Good: Perfect appearance from ten feet (three meters) away.
- Minor grill flaws are to be expected, but no staining, tears, etc.
- Dinged corners are acceptable, but not on the front top corners. Very few used speakers meet this condition, and thus are "fair" at best.
- Scratches, not to be through the surface material, should stil not exceed three foot (one meter) total, and must not detract from the ten foot appearance.
- Any water damage (typically on veneered boxes, due to houseplants) must only exhibit a very slight change of tone and not be visible from ten feet.
Fair:The speaker is banged up, has multiple scrapes or water damage on the top or sides, grills may be damaged but should be repairable. Badges may be missing.
- Parts may have been replaced with "close" or "not so close" replacements. The degree of deviation should be noted.
Poor: The speaker functions but has no cosmetic redeeming values. Grills may be missing or trashed.
Repairs, modifications, and restorations:
These can technically apply to any condition below "mint".
- Exact factory replacement parts. This is the only repair permissible for "excellent" condition.
- Parts with the correct date range of manufacture, when possible, are more desireable.
- Parts manufactured by the OEM to equal or better standards, specifically for the model in question, range from acceptable to maintaining "excellent" condition, depending on the honesty of the manufacturer/seller of the parts, and to an extent, the judgement of the marketplace.
- Aftermarket parts are only acceptable if they meet the above criteria for OEM parts.
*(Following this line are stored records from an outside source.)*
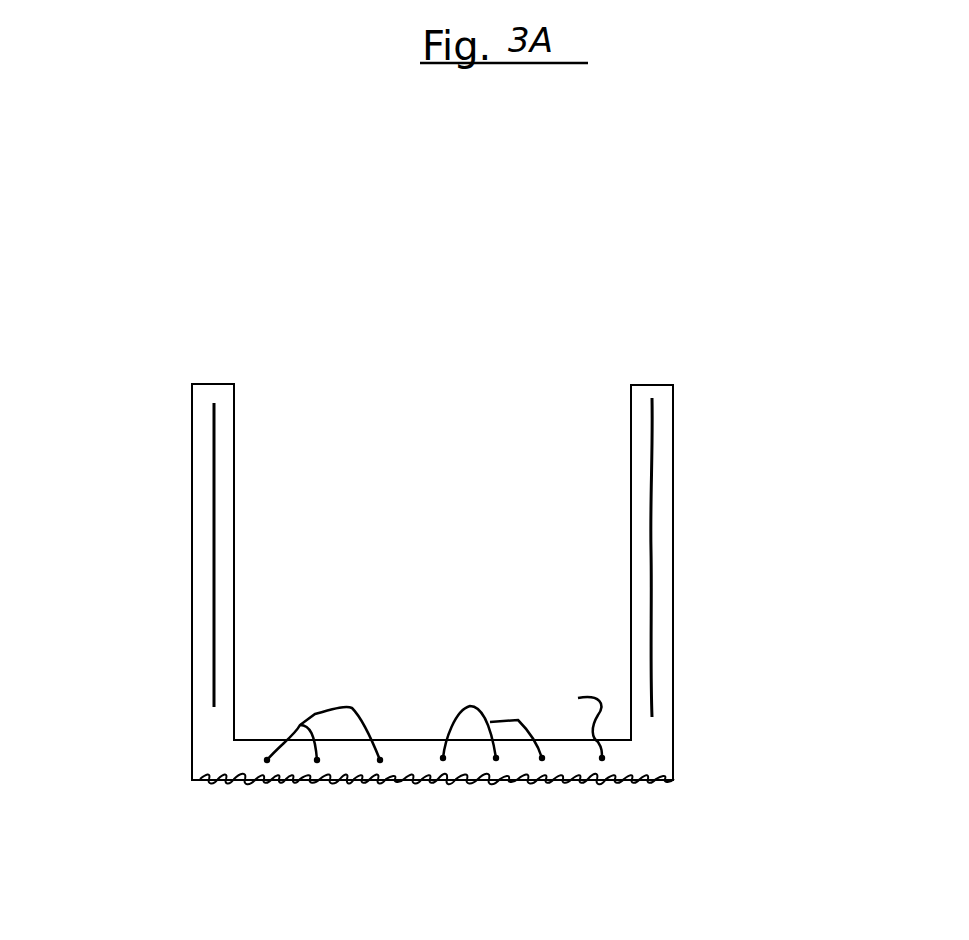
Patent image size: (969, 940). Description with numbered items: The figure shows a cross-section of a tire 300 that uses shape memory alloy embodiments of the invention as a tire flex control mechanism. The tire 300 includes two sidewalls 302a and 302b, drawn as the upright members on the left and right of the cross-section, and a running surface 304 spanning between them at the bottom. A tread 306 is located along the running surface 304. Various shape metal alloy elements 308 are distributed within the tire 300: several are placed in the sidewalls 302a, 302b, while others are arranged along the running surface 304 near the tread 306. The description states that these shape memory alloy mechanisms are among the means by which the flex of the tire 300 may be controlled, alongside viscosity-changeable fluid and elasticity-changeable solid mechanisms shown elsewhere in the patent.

The tire 300 is at (852, 862).
The sidewall 302a is at (673, 438).
The sidewall 302b is at (192, 420).
The running surface 304 is at (230, 762).
The tread 306 is at (604, 786).
The shape metal alloy elements 308 is at (214, 470).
The judgement of the marketplace can be a major factor here.
- Refoamed drivers. Ideally this service will be accompanied by a dated receipt from the servicer. Materials and appearance of the work must be "factory-like" for any condition above "good".
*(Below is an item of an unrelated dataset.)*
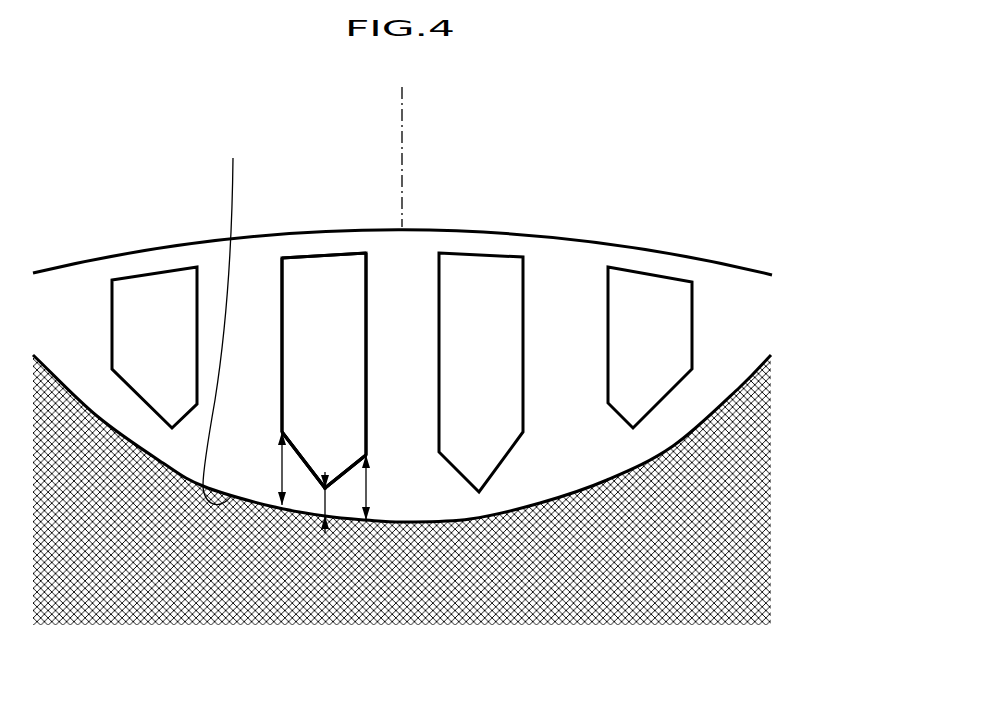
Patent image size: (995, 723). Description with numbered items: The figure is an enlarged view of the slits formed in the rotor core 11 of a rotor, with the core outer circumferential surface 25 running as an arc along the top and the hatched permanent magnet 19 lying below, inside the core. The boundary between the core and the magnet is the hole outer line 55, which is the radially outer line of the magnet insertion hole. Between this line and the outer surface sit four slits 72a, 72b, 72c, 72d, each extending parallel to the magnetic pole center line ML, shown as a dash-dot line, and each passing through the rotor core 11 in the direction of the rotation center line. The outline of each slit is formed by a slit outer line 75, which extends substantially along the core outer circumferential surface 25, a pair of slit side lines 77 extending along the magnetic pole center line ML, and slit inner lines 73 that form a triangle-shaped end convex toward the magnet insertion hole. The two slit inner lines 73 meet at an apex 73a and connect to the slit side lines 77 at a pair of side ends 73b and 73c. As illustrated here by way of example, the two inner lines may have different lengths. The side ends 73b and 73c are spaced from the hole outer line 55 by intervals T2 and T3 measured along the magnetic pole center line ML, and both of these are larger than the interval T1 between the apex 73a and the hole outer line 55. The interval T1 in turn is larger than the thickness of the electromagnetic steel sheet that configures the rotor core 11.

- Reconed drivers. Again, a complete provenance is required for "good" condition and above.
- Note for both of the above: since testing to ensure exact adherence to original parameters is very rare, this factor must be left open to honest description (ideally by a neutral third party).
- Upgraded crossover parts, terminals, etc. Again, a receipt from the servicer or parts supplier adds value, as do photographs showing the quality of the work. Shoddy looking work reduces condition to "fair" or below. Highly professional looking (and working) work can be present in "very good" condition.
- Addition of braces or cleats; changing of stuffing material; new grill cloth, etc. These are very much up to the marketplace and buyer/seller agreement; in some cases such improvements to the cabinet may be ones incorporated (or recommended/approved) by the manufacturer in later or higher priced versions.
- Non-factory feet, pads, hanging hardware, etc. reduce condition to no higher than "good".
- Refinishing in any form beyond re-oiling veneer reduces a speaker to "good" at best, although the buyer may find the work to be an improvement. The older a speaker is, the more value is lost here.
Note regarding any alterations or repairs: they must be done in the same way for all identical parts or features in the system.
Additionals: These are items that would not have been included with the speaker when it left the factory. Their condition should be described.
- Optional accessories - original manufacturer provided stands, feet, etc., that were purchased separately.
- Published mass-market advertising - store ads from local newspapers, magazine ads, etc.
- Point of sale advertising - dealer-sourced brochures or catalogs. May or may not be rubber stamped with dealer name, address, etc. May or may not be defaced with notes on contemporary pricing, other brands, etc.
- Promotional items - directly related to the model. These are not typically sold or given to the public, and include demonstration cutaway models, posters, stand-up displays, and sales demonstration aids.
- Promotional items - not directly related to the model. Posters, signs, pens, pocket protectors, etc., etc. which feature manufacturer and/or product line printing and are year-appropriate.